Roddy: I suppose the easiest way is just to buy a China fund. And there are quite a few out there. I don't want to sound too salesy, but Bailllie Gifford is fortunate to have had a China fund for more than 14 years with a great track record. It takes a very long-term view and it's focused on growth. And if you're if you're investing in China, I think you should be looking for growth. That's really the whole point. And that fund's added a lot of value for investors over the years. We've also got an investment trust, which is a closed end fund that's very similar to the China Fund has the advantage of being able to take on gearing. It can invest in smaller-cap companies and it can invest in unlisted companies, which I think will be very attractive to some investors over the coming years. So I would say the easiest way would be to go onto Hargreaves or whatever platform you're using and then look for a suitable China fund. 

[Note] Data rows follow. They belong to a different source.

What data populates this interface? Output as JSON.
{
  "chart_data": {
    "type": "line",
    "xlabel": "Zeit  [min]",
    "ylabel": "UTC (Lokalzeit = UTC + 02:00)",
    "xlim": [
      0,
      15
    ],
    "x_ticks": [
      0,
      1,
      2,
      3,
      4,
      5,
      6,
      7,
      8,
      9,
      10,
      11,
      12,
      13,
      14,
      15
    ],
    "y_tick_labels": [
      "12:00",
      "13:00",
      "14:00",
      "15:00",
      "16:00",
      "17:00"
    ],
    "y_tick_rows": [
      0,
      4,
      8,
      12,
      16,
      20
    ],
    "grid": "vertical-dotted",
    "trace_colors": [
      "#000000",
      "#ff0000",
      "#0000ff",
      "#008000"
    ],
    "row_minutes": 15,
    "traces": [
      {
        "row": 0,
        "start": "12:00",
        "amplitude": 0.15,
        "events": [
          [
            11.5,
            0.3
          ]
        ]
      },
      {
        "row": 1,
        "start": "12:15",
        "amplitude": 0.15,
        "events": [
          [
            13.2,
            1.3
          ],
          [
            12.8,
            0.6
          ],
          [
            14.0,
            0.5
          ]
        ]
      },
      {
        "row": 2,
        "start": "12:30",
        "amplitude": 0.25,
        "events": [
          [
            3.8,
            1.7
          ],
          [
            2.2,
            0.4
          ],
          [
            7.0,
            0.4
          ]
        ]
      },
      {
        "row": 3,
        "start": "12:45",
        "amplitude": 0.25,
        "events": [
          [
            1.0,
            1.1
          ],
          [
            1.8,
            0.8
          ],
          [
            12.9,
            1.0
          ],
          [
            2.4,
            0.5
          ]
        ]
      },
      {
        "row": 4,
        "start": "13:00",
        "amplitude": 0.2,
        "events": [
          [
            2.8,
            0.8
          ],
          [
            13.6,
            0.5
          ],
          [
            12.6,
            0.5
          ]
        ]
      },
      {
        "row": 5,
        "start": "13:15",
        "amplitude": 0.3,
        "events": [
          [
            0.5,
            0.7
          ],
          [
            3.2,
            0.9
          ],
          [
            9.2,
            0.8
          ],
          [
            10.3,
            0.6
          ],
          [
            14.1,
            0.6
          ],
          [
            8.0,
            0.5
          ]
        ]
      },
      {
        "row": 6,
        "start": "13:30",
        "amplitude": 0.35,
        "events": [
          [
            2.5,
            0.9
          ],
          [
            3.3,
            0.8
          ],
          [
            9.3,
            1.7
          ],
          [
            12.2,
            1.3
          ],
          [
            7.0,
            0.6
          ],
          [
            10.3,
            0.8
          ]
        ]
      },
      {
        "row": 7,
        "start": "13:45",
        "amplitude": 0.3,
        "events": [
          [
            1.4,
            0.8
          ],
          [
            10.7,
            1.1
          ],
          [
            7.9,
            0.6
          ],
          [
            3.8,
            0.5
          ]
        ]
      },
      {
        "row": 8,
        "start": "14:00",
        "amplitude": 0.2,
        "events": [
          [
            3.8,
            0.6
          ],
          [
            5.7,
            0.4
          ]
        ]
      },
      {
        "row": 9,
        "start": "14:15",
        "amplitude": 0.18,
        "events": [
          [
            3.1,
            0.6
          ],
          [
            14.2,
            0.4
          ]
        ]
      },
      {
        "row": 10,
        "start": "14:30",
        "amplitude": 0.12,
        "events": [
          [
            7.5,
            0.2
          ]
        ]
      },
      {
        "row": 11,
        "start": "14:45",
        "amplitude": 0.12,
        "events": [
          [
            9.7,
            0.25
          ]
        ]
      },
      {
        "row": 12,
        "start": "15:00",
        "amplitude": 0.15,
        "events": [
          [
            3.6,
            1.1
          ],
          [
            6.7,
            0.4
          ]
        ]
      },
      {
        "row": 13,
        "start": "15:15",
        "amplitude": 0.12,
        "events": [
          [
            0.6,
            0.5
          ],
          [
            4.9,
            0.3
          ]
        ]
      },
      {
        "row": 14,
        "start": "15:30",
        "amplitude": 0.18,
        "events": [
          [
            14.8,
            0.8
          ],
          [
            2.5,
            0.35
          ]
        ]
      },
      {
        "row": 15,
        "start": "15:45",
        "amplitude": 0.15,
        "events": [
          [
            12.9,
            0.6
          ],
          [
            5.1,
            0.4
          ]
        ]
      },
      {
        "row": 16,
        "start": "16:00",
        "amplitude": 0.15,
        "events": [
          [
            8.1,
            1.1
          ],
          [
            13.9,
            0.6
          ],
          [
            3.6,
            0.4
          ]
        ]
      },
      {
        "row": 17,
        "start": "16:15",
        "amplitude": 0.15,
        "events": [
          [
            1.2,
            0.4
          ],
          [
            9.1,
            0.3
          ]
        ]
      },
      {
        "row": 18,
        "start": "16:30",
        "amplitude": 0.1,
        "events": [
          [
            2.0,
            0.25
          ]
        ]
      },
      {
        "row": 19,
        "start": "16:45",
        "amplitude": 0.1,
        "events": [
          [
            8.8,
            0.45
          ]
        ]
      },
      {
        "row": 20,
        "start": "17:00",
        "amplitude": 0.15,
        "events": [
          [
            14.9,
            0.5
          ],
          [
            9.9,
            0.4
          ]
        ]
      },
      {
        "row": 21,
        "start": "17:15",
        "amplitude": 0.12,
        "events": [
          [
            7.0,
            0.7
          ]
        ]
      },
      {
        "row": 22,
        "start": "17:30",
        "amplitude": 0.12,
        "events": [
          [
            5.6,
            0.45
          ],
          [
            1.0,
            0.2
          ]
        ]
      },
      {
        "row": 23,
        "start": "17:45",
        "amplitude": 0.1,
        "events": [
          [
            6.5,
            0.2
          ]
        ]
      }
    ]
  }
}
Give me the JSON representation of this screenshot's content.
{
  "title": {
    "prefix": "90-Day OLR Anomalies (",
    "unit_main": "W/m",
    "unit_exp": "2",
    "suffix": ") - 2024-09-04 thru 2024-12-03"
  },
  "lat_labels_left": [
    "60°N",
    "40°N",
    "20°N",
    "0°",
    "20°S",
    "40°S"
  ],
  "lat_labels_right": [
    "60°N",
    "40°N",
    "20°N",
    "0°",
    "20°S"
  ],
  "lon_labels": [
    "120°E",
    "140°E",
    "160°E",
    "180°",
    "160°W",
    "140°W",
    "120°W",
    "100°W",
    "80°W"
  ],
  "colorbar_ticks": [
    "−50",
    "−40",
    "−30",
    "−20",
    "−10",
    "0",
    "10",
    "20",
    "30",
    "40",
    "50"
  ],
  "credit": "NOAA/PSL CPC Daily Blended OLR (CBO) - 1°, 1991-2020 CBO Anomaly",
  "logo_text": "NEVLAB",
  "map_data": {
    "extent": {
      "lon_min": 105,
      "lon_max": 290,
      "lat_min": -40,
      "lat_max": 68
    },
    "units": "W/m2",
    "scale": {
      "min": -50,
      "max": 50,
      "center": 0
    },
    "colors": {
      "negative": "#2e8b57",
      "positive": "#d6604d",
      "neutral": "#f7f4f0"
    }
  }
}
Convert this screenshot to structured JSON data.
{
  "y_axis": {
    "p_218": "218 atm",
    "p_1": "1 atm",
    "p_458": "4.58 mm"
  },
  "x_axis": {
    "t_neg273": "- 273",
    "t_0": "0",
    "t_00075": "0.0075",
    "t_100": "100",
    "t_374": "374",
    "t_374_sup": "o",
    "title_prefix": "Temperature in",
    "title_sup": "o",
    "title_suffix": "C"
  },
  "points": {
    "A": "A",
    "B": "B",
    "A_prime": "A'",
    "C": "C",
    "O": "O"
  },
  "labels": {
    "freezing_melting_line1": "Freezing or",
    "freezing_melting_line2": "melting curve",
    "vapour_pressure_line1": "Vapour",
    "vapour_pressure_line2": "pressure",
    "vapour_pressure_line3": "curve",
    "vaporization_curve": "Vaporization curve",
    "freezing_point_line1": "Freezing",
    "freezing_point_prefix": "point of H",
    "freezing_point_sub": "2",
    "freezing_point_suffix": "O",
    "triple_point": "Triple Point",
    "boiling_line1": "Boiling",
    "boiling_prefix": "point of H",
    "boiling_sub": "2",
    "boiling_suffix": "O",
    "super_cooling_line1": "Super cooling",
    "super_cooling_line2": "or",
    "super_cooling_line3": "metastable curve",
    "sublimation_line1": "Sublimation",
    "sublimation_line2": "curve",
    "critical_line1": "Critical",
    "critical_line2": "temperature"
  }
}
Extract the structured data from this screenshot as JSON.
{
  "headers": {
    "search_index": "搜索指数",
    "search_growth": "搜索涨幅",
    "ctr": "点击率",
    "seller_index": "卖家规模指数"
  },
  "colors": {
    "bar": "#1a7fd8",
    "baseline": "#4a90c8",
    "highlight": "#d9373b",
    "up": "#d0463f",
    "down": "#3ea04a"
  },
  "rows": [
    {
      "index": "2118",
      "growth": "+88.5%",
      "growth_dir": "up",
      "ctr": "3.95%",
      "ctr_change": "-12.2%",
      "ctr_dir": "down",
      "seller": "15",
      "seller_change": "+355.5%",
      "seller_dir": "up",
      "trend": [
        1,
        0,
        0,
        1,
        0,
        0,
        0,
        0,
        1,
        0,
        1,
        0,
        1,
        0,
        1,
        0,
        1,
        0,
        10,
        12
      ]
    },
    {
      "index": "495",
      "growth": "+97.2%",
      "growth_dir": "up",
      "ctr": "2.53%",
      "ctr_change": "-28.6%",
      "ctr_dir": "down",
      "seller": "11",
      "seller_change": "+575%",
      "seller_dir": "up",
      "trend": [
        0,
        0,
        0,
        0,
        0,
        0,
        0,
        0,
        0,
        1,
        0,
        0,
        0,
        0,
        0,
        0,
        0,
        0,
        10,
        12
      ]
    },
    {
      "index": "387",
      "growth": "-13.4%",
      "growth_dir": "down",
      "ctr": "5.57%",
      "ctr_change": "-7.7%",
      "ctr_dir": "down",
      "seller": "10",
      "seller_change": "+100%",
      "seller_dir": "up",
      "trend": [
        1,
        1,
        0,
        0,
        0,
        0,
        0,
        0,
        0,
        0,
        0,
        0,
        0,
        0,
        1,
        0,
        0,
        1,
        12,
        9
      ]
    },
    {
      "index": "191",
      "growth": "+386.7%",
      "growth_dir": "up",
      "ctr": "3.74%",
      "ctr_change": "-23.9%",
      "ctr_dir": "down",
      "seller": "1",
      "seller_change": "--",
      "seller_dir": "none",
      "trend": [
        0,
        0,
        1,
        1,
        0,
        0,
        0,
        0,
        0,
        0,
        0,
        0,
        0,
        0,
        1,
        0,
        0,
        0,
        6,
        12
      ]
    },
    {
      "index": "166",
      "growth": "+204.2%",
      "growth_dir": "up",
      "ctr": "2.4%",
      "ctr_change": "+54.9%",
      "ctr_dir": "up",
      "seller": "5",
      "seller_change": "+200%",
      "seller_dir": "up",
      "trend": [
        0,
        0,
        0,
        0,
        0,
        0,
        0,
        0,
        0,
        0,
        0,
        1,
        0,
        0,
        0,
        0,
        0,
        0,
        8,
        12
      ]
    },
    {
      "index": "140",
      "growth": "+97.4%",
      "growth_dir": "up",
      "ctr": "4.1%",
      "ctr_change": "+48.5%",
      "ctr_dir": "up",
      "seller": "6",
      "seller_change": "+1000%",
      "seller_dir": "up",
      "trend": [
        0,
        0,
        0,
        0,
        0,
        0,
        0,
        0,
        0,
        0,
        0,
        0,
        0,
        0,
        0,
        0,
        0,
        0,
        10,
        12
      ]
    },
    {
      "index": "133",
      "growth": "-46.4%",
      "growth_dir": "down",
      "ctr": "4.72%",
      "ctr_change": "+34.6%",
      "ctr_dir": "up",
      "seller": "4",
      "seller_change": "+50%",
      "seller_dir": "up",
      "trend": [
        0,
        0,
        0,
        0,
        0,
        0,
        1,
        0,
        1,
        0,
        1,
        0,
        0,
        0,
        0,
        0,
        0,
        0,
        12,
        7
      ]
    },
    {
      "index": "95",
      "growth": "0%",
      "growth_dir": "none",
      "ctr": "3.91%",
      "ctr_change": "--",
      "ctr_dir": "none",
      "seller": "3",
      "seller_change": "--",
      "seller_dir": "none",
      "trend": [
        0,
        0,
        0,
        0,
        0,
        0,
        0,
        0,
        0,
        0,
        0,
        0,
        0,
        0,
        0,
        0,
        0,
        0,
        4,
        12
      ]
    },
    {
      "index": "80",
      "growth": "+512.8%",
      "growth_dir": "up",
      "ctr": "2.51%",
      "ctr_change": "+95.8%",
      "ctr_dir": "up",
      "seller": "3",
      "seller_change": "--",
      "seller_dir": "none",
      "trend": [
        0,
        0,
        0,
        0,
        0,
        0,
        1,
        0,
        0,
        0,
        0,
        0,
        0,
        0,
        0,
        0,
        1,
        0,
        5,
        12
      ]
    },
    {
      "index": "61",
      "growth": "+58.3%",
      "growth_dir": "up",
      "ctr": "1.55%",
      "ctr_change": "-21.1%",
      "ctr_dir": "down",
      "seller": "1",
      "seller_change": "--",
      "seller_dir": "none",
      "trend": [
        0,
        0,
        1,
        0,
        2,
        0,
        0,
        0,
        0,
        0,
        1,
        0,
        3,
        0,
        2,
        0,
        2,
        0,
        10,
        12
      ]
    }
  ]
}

Andrew: Why would I want to put money into Baillie Gifford or any other kind of actively managed fund rather than just buying an exchange-traded fund that tracks one of the major Chinese stock indexes? I’d have to pay more per year as a management fee for an active fund – so why not just go for the cheaper option?

Roddy: I think the absolute fundamental key reason is that you can make a lot more money in an active fund in China. Now, why is that? It's because China is one of the most inefficient markets in the world. It's incredibly retail driven. Investors move with a real herd-like mentality. The average holding period on the A-Share, the domestic stock market, is less than 50 days. So if you’ve got a differentiated process and philosophy – for example investing on a five to 10 year time horizon – that's a really differentiated edge. 

The second reason would be that, don't forget, this is a huge market. And yes, there are some great companies you want to invest in, but there's also a lot you don't want to own. A lot of the companies in the Chinese market are state-owned enterprises, controlled by the state, and they're very poorly managed, they're loss making, and they're not really aligned with shareholders. So if you just go and open an ETF, you're going to be owning a lot of poor businesses. But if you invest in a fund, you get to focus on, say, the best 40 to 80 companies in the country.